Check out the book’s
[errata](https://pragprog.com/titles/tpantlr2/errata) page for more details.
2013/01/16
P1.0
First printing.
2012/12/13
B4.0
Indexing and copy edit are complete. Now it’s on to layout and then the printer.
2012/11/12
B3.0
The book is now final draft complete and heading to production. I have gone through all of the technical reviews and made widespread changes. In response to concerns about the speed of the initial material, I have tried to add more details and also split out the starter project into its own chapter. This leaves the big picture chapter smaller and easier to chew on.

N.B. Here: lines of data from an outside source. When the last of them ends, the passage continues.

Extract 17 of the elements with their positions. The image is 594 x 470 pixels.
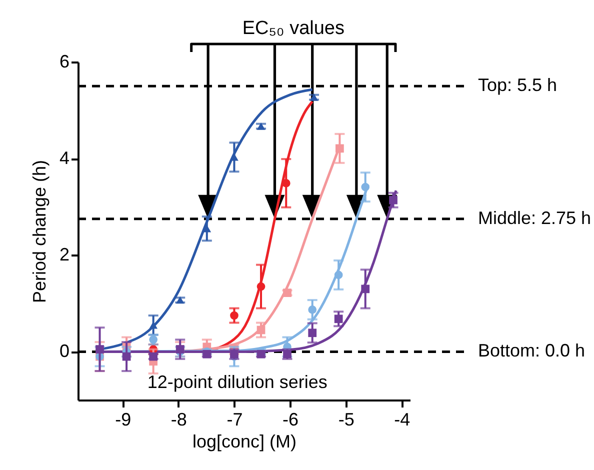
text: EC₅₀ values: [242, 18, 344, 39]
y-tick-label: 6: [59, 52, 70, 72]
y-tick-label: 4: [59, 148, 70, 168]
y-tick-label: 0: [59, 341, 70, 362]
ref-line-label: Top: 5.5 h: [478, 75, 558, 96]
x-tick-label: -5: [338, 410, 354, 430]
ref-line-label: Bottom: 0.0 h: [478, 340, 586, 361]
ref-line-label: Middle: 2.75 h: [478, 208, 592, 228]
x-tick-label: -6: [282, 410, 299, 430]
y-tick-label: 2: [59, 244, 70, 265]
annotation: 12-point dilution series: [147, 372, 328, 392]
x-tick-label: -9: [115, 410, 132, 430]
x-tick-label: -7: [226, 410, 243, 430]
y-axis-title: Period change (h): [29, 160, 50, 304]
x-axis-title: log[conc] (M): [192, 432, 297, 452]
x-tick-label: -8: [170, 410, 187, 430]
x-tick-label: -4: [394, 410, 410, 430]
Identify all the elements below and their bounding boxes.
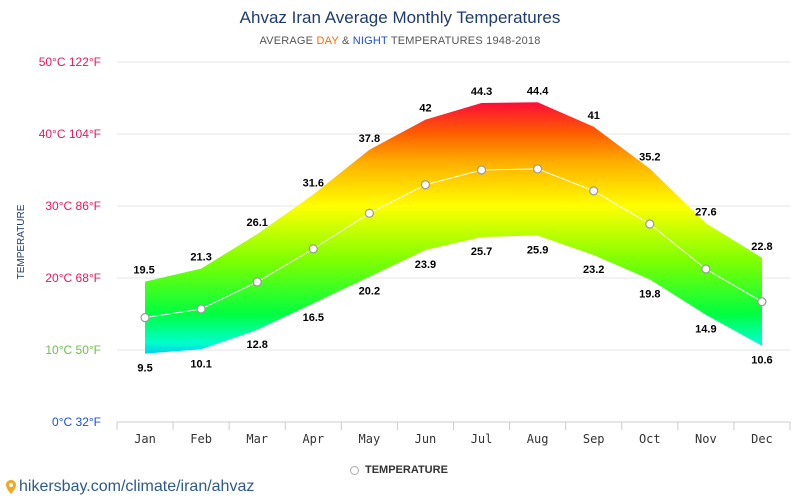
day-value-label: 41 — [588, 110, 600, 122]
mean-point — [757, 297, 767, 307]
mean-point — [533, 164, 543, 174]
y-axis-title: TEMPERATURE — [16, 204, 27, 279]
temperature-band — [145, 102, 762, 354]
mean-point — [252, 277, 262, 287]
subtitle-amp: & — [338, 35, 353, 47]
source-link[interactable]: hikersbay.com/climate/iran/ahvaz — [6, 478, 254, 496]
y-tick-label: 10°C 50°F — [45, 343, 101, 357]
night-value-label: 10.6 — [751, 355, 772, 367]
subtitle-prefix: AVERAGE — [259, 35, 317, 47]
mean-point — [645, 219, 655, 229]
day-value-label: 26.1 — [246, 217, 267, 229]
night-value-label: 23.2 — [583, 264, 604, 276]
y-tick-label: 40°C 104°F — [39, 127, 101, 141]
x-tick-label: Oct — [639, 432, 661, 446]
subtitle-day: DAY — [316, 35, 339, 47]
day-value-label: 44.4 — [527, 85, 549, 97]
mean-temperature-line — [144, 168, 763, 319]
night-value-label: 19.8 — [639, 288, 660, 300]
day-value-label: 35.2 — [639, 152, 660, 164]
line-layer — [140, 164, 767, 323]
day-value-label: 44.3 — [471, 86, 492, 98]
map-pin-icon — [6, 480, 16, 494]
night-value-label: 16.5 — [303, 312, 324, 324]
x-tick-label: Aug — [527, 432, 549, 446]
day-value-label: 21.3 — [190, 252, 211, 264]
legend[interactable]: TEMPERATURE — [350, 464, 448, 476]
mean-point — [308, 244, 318, 254]
y-tick-label: 0°C 32°F — [52, 415, 101, 429]
day-value-label: 27.6 — [695, 206, 716, 218]
mean-point — [140, 313, 150, 323]
day-value-label: 31.6 — [303, 177, 324, 189]
x-tick-label: Jun — [415, 432, 437, 446]
night-value-label: 14.9 — [695, 324, 716, 336]
day-value-label: 22.8 — [751, 241, 772, 253]
x-tick-label: Feb — [190, 432, 212, 446]
subtitle-suffix: TEMPERATURES 1948-2018 — [387, 35, 541, 47]
source-text: hikersbay.com/climate/iran/ahvaz — [19, 478, 255, 495]
night-value-label: 25.7 — [471, 246, 492, 258]
mean-point — [420, 180, 431, 190]
subtitle-night: NIGHT — [352, 35, 388, 47]
x-tick-label: Sep — [583, 432, 605, 446]
night-value-label: 9.5 — [137, 363, 152, 375]
night-value-label: 25.9 — [527, 245, 548, 257]
chart-subtitle: AVERAGE DAY & NIGHT TEMPERATURES 1948-20… — [0, 35, 800, 47]
day-value-label: 37.8 — [359, 133, 380, 145]
night-value-label: 20.2 — [359, 286, 380, 298]
night-value-label: 23.9 — [415, 259, 436, 271]
night-value-label: 12.8 — [246, 339, 267, 351]
day-value-label: 19.5 — [133, 265, 154, 277]
x-tick-label: Apr — [302, 432, 324, 446]
y-tick-label: 20°C 68°F — [45, 271, 101, 285]
legend-marker-icon — [350, 465, 359, 475]
x-tick-label: Nov — [695, 432, 717, 446]
mean-point — [364, 208, 374, 218]
x-tick-label: Mar — [246, 432, 268, 446]
mean-point — [701, 264, 711, 274]
x-tick-label: Jul — [471, 432, 493, 446]
night-value-label: 10.1 — [190, 358, 211, 370]
label-layer: 19.5 21.3 26.1 31.6 37.8 42 44.3 44.4 41 35.2 27.6… — [133, 85, 772, 374]
y-tick-label: 50°C 122°F — [39, 55, 101, 69]
axis-layer: 0°C 32°F 10°C 50°F 20°C 68°F 30°C 86°F 40°C … — [16, 55, 791, 446]
mean-point — [589, 186, 599, 196]
mean-point — [476, 165, 487, 175]
x-tick-label: Dec — [751, 432, 773, 446]
y-tick-label: 30°C 86°F — [45, 199, 101, 213]
x-tick-label: Jan — [134, 432, 156, 446]
legend-label: TEMPERATURE — [365, 464, 448, 476]
mean-point — [196, 304, 206, 314]
x-tick-label: May — [359, 432, 381, 446]
day-value-label: 42 — [419, 103, 431, 115]
chart-title: Ahvaz Iran Average Monthly Temperatures — [239, 8, 561, 27]
area-layer — [145, 102, 762, 354]
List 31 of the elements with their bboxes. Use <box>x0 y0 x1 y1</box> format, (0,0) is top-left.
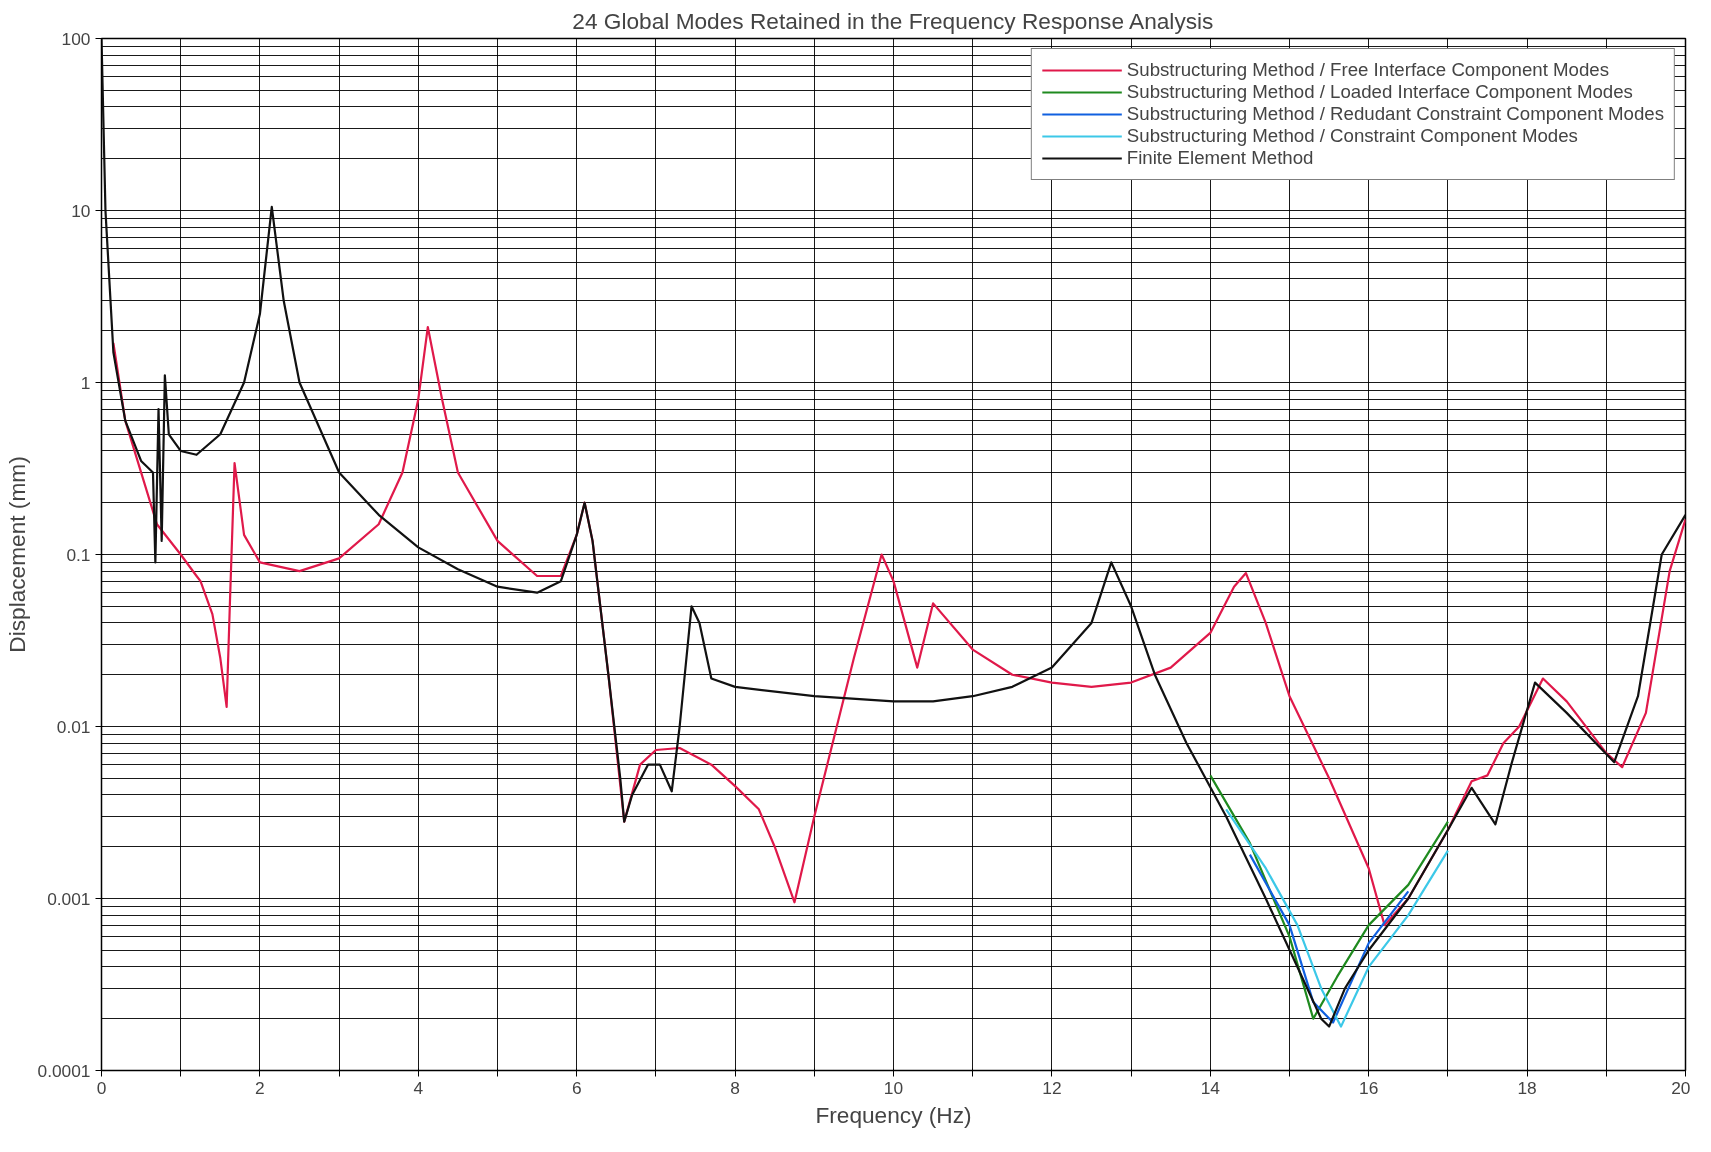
x-tick-label: 14 <box>1200 1077 1221 1098</box>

I went through the entire book, verifying that the examples compile, perform correctly, and match the output in the book.
There were lots and lots of little things in the errata that got fixed in this version.
I have added a number of improvements to the discussion of wildcards and nongreedy loops.
ANTLR v4.0b3 coincides with this beta 3 book.
Terence Parr is a professor of computer science and graduate
program
director at the University of San Francisco. He is the creator of the
ANTLR parser generator and StringTemplate engine, and also has broad
industrial experience related to language implementation. Terence
holds a Ph.D. in Computer Engineering from Purdue University and was a
postdoctoral fellow at the Army High-Performance Computing Research
Center at the University of Minnesota.